Il y a un adage dans le monde d’Internet qui s'applique bien a ce contexte : si le produit est gratuit, c'est l'utilisateur qui est le produit. Du coup, même si l'adepte de Pokémon Go que je suis ne peut s'empêcher de trouver des excuses à Niantic, il me faut bien admettre que l'expérience utilisateur n'est pas la priorité. Je ne paie pas, alors je dois me contenter d'un jeu pensé non pas pour me combler mais pour récupérer des données sur moi, mes déplacements, mes centres d'intérêts. Je dois me contenter d'un niveau de qualification peu élevé, parce que je ne mérite pas plus… Les joueurs se sont résignés, parce qu'après tout, quel contrat avons-nous signé ? Les 2 mois, 3 semaines ou 2 jours durant lesquels nous avons joué, nous n'avons aucune idée de combien nous avons “payé” de notre personne. 

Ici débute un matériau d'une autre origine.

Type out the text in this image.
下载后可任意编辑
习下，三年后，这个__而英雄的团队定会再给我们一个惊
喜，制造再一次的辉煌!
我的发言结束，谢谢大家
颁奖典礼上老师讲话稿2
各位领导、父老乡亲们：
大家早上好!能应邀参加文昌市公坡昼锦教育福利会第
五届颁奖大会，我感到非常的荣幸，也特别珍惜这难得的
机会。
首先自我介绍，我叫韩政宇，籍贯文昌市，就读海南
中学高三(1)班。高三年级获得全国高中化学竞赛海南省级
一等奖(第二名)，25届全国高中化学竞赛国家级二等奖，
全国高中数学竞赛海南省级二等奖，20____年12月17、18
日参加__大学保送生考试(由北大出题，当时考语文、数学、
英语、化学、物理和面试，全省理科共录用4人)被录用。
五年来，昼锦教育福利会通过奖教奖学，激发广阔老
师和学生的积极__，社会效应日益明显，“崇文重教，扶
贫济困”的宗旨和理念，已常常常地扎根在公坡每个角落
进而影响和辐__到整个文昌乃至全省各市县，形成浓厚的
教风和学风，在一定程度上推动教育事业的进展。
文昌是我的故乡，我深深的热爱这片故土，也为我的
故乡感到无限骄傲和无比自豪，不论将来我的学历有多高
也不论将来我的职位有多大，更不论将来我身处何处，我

Ce qu’il se passe avec Pokémon Go est assez symptomatique de la façon dont sont considérés les tests dans le processus de développement d'un logiciel. Alors qu'ils permettraient d'éviter des coûts supplémentaires de développement et renforcent positivement l'image des entreprises, ils semblent toujours superflus. 

Il est inévitable que les joueurs quittent le jeu : plus le temps passe, moins l'intérêt des joueurs pour l'application compensera les problèmes rencontrés, moins ils auront envie de trouver des excuses à Niantic. Reste à espérer, pour les joueurs qui aiment sortir attraper des petits monstres, que les versions à venir seront un peu mieux testée et donc de meilleure qualité, autrement le succès de l'application aura été de courte durée !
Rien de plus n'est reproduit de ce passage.